To give you a little background, I received my undergraduate degree from Brown University in U.S. History and Computer Science. My first job straight out of college was working as a programmer at LimeWire. In fact, I was hired to work for a company called “LimeObjects”. By the time I actually started 2 weeks later, though, Mark Gorton and others had decided to fold LimeObjects and to turn it into LimeWire. I will talk in more detail about my 4 years at LimeWire in future entries. For now, though, I’ll just say that people like Chris Rohrs, Greg Bildson, Susheel Daswani, Robert Soule, Sumeet Thadani, Sam Berlin, and Anurag Singla, and I had a heck of a lot of fun from the early days of Gnutella through turning Gnutella into the mature family of protocols it is today.
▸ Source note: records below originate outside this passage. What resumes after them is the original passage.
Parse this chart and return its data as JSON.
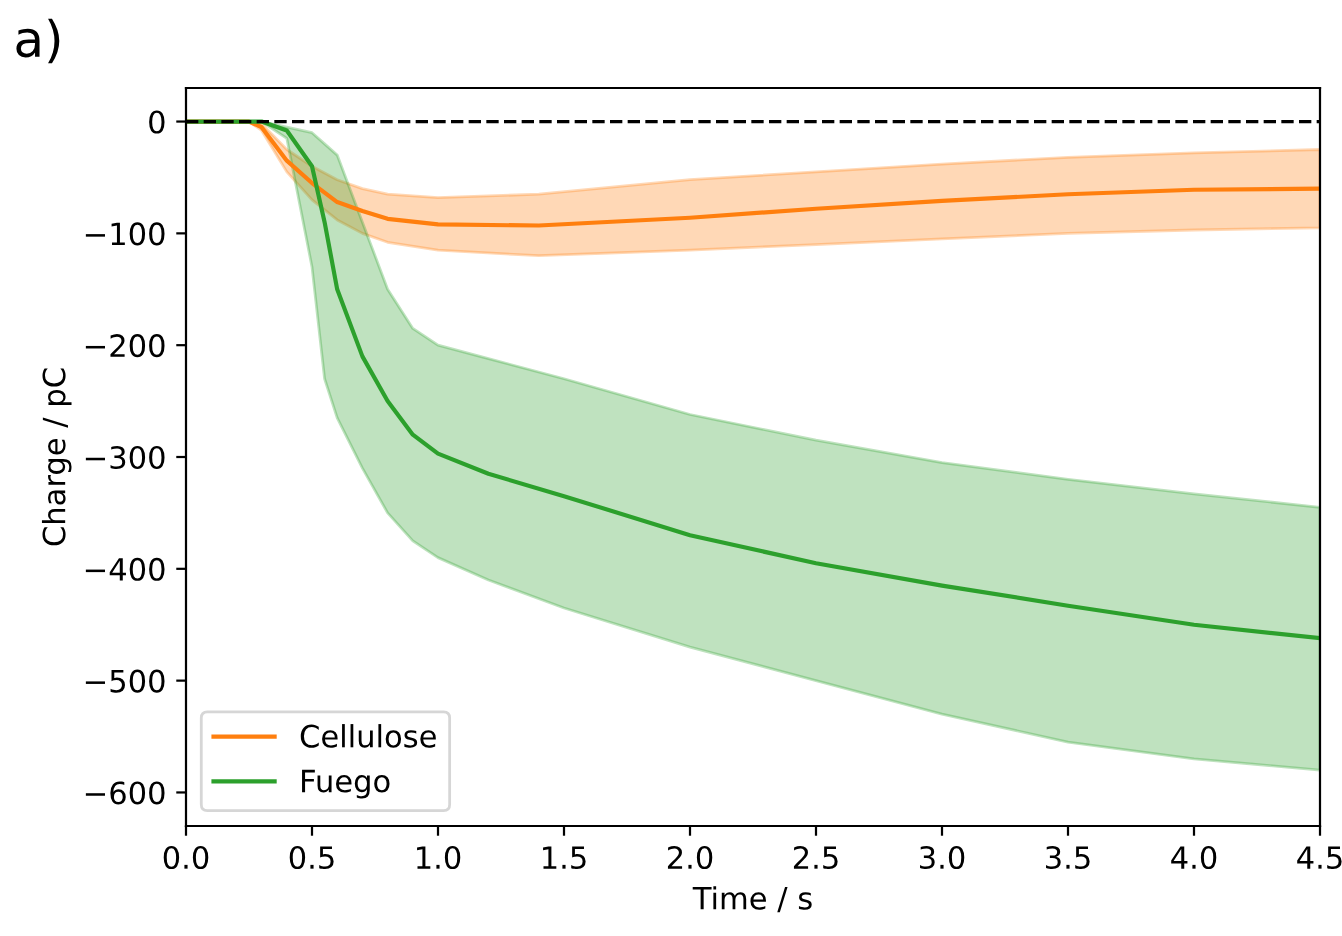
{
  "chart_data": {
    "type": "line",
    "xlabel": "Time / s",
    "ylabel": "Charge / pC",
    "annotations": [
      "a)"
    ],
    "xlim": [
      0,
      4.5
    ],
    "ylim": [
      -630,
      30
    ],
    "xticks": [
      {
        "value": 0,
        "label": "0.0"
      },
      {
        "value": 0.5,
        "label": "0.5"
      },
      {
        "value": 1,
        "label": "1.0"
      },
      {
        "value": 1.5,
        "label": "1.5"
      },
      {
        "value": 2,
        "label": "2.0"
      },
      {
        "value": 2.5,
        "label": "2.5"
      },
      {
        "value": 3,
        "label": "3.0"
      },
      {
        "value": 3.5,
        "label": "3.5"
      },
      {
        "value": 4,
        "label": "4.0"
      },
      {
        "value": 4.5,
        "label": "4.5"
      }
    ],
    "yticks": [
      {
        "value": 0,
        "label": "0"
      },
      {
        "value": -100,
        "label": "−100"
      },
      {
        "value": -200,
        "label": "−200"
      },
      {
        "value": -300,
        "label": "−300"
      },
      {
        "value": -400,
        "label": "−400"
      },
      {
        "value": -500,
        "label": "−500"
      },
      {
        "value": -600,
        "label": "−600"
      }
    ],
    "legend": "bottom left",
    "grid": false,
    "ref_lines": [
      {
        "axis": "y",
        "value": 0,
        "color": "#000000",
        "line_style": "dashed"
      }
    ],
    "series": [
      {
        "name": "Cellulose",
        "color": "#ff7f0e",
        "x": [
          0,
          0.25,
          0.3,
          0.4,
          0.5,
          0.6,
          0.7,
          0.8,
          1.0,
          1.4,
          2.0,
          2.5,
          3.0,
          3.5,
          4.0,
          4.5
        ],
        "values": [
          0,
          0,
          -5,
          -35,
          -55,
          -72,
          -80,
          -87,
          -92,
          -93,
          -86,
          -78,
          -71,
          -65,
          -61,
          -60
        ],
        "lower": [
          0,
          0,
          -8,
          -45,
          -70,
          -88,
          -100,
          -108,
          -115,
          -120,
          -115,
          -110,
          -105,
          -100,
          -97,
          -95
        ],
        "upper": [
          0,
          0,
          -2,
          -25,
          -40,
          -52,
          -60,
          -65,
          -68,
          -65,
          -52,
          -45,
          -38,
          -32,
          -28,
          -25
        ]
      },
      {
        "name": "Fuego",
        "color": "#2ca02c",
        "x": [
          0,
          0.3,
          0.4,
          0.5,
          0.55,
          0.6,
          0.7,
          0.8,
          0.9,
          1.0,
          1.2,
          1.5,
          2.0,
          2.5,
          3.0,
          3.5,
          4.0,
          4.5
        ],
        "values": [
          0,
          0,
          -8,
          -40,
          -90,
          -150,
          -210,
          -250,
          -280,
          -297,
          -315,
          -335,
          -370,
          -395,
          -415,
          -433,
          -450,
          -462
        ],
        "lower": [
          0,
          0,
          -15,
          -130,
          -230,
          -265,
          -310,
          -350,
          -375,
          -390,
          -410,
          -435,
          -470,
          -500,
          -530,
          -555,
          -570,
          -580
        ],
        "upper": [
          0,
          0,
          -5,
          -10,
          -20,
          -30,
          -90,
          -150,
          -185,
          -200,
          -212,
          -230,
          -262,
          -285,
          -305,
          -320,
          -333,
          -345
        ]
      }
    ]
  }
}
We also worked with a tremendous and talented group of people from around the world who participated in the Gnutella community through the Gnutella Developer’s Forum (GDF). Bringing LimeWire from nothing to a profitable company, and open-sourcing it along the way, was an invaluable and a fascinating experience I will always cherish.

I decided to leave LimeWire in February of 2004. There were many factors leading to my decision, as I will elucidate in upcoming entries. They all relate to technology and to my interest in interoperability between peer-to-peer and the larger Internet. My ideas were too radical a departure from LimeWire to make them a part of the same project, however, and it made the most sense to strike off on my own and to start a separate company. That company is now Last Bamboo LLC, founded with 4 friends/partners, and now very close to the public release of our first application, “LittleShoot”. I can’t say more about LittleShoot yet, but stay tuned. It’s cool.

For now, this blog will comment on related happenings on the Internet. I’ll also throw out little tidbits from the history of LimeWire and Gnutella here and there as appropriate. I hope everyone enjoys it, and please don’t hesitate to tell me when you think I’m nuts. As Yochai Benkler and many others have pointed out, the Internet’s enabling of collaborative filtering of ideas is essential to maximizing human creative resources. Please engage.